The man told the newspaper that a CDC staff member told him to turn himself
into Italian health authorities where he would be put in isolation and given
medical treatment. He said he sneaked back into the country because he
feared "an unsuccessful treatment in Italy would have doomed him," the
newspaper reported.
The man is in isolation at Atlanta's Grady Memorial Hospital and "is
required to stay in isolation until the responsible public health officials
deem that he is no longer infectious to others," according to Gerberding.
An armed guard stands outside his room.
The diagnosis
XDR TB was recently defined as a subtype of multiple-drug resistant
tuberculosis.
People with XDR TB are resistant to first- and second-line drugs; their
treatment options are limited and the disease often proves fatal.
It can take between six and 16 weeks for a final diagnosis of XDR TB.
Health officials determined the man had a multiple-drug resistant form of TB
on May 11, a day before he left for Paris, Dr. Stuart Brown, director of
Georgia's Division of Public Health, told CNN.
He had met with county health officials and his doctors that same day to
discuss his risk, Brown said.
"The Fulton County folks gave him a verbal warning of the danger and the
prohibition against travel on May 11," Brown said, noting that the patient's
reaction set off some alarm bells.
"They were so concerned by his interaction in this discussion that they went
back and hand-delivered a letter reiterating that he remain isolated and not
travel," Brown said, adding that at that time, "a plan of treatment was put
together."
However, when they arrived to deliver the letter later that day, he had
already left, Brown said.
On May 17, the CDC was called in to test for XDR TB and the tests came back
positive on either May 21 or 22, he said.

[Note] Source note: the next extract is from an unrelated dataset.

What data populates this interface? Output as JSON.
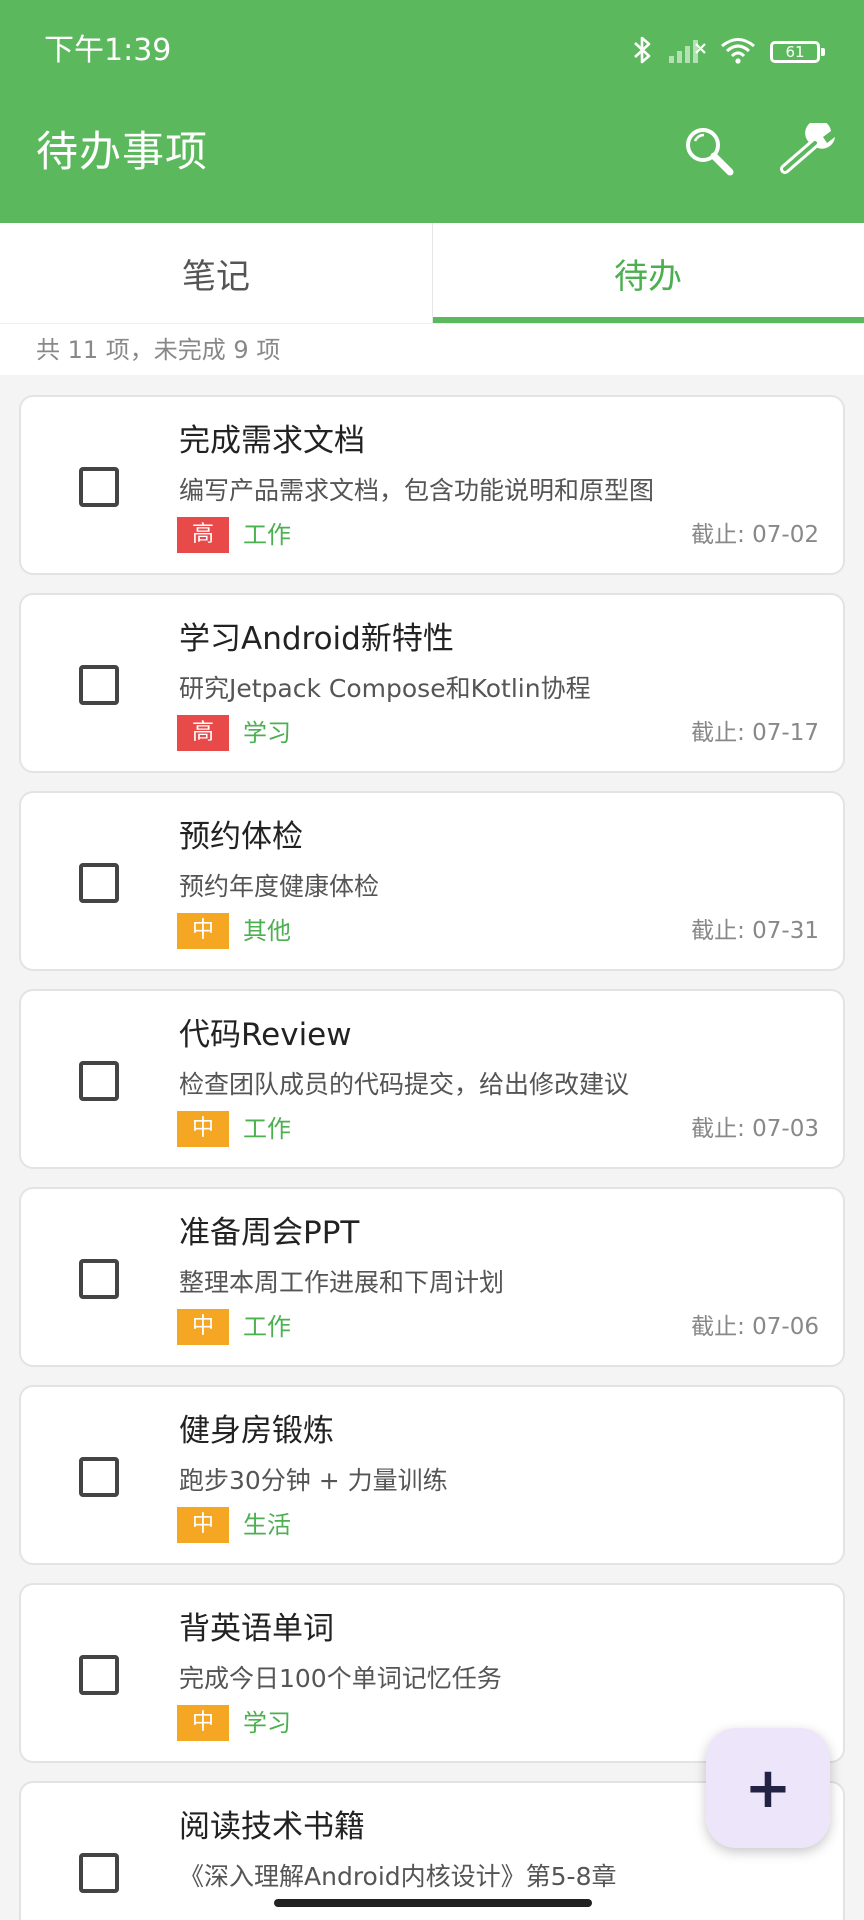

The man told the Atlanta Journal-Constitution that he planned to undergo an
18-month "cutting-edge treatment" at a Denver, Colorado, hospital after his
honeymoon, something he said his private doctor and government health
officials were aware of.
The man returned via Canada and entered the United States by driving through
the border crossing at Champlain, New York.

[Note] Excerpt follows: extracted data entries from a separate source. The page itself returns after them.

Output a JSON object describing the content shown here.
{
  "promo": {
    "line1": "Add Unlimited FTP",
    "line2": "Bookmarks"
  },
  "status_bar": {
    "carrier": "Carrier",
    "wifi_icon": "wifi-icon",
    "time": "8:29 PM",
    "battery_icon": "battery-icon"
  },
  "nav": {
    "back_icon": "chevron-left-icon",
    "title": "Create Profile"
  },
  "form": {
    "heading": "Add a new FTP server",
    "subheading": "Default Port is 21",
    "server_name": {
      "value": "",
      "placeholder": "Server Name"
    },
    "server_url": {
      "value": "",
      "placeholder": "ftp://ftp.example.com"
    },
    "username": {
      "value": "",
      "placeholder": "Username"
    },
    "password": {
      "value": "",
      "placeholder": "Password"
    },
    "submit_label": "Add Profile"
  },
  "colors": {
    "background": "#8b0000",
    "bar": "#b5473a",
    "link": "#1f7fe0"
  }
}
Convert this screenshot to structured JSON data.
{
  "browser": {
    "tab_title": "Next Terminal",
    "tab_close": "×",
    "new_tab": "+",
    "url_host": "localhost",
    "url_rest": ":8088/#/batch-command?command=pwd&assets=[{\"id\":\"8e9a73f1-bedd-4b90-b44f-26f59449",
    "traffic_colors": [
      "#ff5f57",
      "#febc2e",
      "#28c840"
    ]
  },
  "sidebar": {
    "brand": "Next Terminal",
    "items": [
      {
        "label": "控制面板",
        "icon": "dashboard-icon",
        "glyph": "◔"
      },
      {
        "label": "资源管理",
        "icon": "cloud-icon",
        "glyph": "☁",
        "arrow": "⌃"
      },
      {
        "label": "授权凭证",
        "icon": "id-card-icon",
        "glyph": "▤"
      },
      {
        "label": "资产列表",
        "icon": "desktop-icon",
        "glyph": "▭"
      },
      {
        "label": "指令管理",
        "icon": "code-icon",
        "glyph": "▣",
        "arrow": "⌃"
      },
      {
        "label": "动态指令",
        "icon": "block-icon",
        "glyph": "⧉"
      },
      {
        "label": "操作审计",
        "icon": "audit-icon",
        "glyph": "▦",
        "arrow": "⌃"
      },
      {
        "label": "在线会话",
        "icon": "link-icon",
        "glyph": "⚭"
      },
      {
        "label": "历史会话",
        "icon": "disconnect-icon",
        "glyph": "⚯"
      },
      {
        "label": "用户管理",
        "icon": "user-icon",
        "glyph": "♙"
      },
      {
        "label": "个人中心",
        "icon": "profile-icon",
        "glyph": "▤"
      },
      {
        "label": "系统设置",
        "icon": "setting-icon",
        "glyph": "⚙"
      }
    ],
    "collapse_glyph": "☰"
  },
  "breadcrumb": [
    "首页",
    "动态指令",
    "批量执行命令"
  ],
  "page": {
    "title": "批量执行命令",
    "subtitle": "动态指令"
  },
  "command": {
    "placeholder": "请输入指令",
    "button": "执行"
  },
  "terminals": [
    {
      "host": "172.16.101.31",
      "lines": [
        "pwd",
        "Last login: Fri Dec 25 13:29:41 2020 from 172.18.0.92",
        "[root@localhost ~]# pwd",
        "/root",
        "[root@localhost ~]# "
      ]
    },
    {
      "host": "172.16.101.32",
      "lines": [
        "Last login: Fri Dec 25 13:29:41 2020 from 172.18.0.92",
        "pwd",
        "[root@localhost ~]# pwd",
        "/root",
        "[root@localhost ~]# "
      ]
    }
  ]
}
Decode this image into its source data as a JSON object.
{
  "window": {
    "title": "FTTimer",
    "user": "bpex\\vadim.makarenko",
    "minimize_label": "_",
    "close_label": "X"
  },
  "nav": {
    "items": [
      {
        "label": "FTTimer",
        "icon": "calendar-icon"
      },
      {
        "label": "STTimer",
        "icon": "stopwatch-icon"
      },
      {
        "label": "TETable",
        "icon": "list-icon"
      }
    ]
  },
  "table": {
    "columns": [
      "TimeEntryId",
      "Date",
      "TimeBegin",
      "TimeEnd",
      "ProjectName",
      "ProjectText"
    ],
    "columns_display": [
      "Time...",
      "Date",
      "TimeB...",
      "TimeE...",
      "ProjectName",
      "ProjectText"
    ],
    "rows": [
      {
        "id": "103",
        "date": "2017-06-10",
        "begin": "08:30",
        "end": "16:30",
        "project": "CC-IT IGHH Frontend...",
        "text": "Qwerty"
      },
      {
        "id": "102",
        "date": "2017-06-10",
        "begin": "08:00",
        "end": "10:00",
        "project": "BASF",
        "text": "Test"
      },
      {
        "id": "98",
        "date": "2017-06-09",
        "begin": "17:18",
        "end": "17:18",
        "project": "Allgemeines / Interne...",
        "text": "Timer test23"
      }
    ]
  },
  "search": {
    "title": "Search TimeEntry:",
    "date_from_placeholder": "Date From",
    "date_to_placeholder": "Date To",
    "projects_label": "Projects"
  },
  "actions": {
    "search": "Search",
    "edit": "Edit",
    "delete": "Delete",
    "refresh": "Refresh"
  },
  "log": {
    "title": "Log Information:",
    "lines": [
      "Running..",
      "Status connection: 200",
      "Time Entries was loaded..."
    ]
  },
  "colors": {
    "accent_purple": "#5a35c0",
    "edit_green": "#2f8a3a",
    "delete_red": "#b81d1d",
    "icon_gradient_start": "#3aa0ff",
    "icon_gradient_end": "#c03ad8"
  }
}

Customs and Border Protection spokesman Kevin Corsaro said the man did not
appear sick to border agents.
CBP said it has not changed its screening or security precautions as a
result of the case.
Once he returned to the United States, the man was contacted by health
officials, who required that he go to an isolation hospital in New York City
for evaluation, said Dr. Martin Cetron, the CDC's chief of quarantine.
"He drove himself there voluntarily."
A spokesman for New York's Bellevue Hospital confirmed that the man was
treated at the medical facility for 72 hours.
He was kept under quarantine at the hospital and did not travel on any form
of public transportation while in New York, the city's health department
said,
"We have no information to suggest anyone in New York City is at any risk
associated with this case," the department said in a news release.
Asked if he preferred to stay in New York or return to his family in Atlanta
for treatment, the man chose the latter option, said Cetron. At that point,
the CDC used one of its planes to fly the patient to Atlanta on Monday, an
unusual use of agency resources, Gerberding acknowledged.
XDR TB
Between 1993 and 2006, 49 people were diagnosed with XDR TB in the United
States, said Dr. Ken Castro, director of the division of TB Elimination at
CDC.
But the disease is more common elsewhere, he said. "When they looked, they
found it in every single continent of the world," he said.
WHO estimates that there were almost half a million cases of
multiple-drug-resistant tuberculosis worldwide in 2004.
People with TB of the lungs, the site most commonly affected, can spread the
disease by coughing, sneezing or even talking.
"A person needs only to breathe in a small number of these germs to become
infected (although only a small proportion of people will become infected
with TB disease)," the WHO said on its Web site.
"The risk of becoming infected increases the longer the time that a
previously uninfected person spends in the same room as the infectious
case," it added.
Cure is possible for up to 30 percent of cases, it said.
No one at the disease agency recalls the agency issuing a quarantine order
since 1963, when a possible case of exposure to smallpox emerged, she said.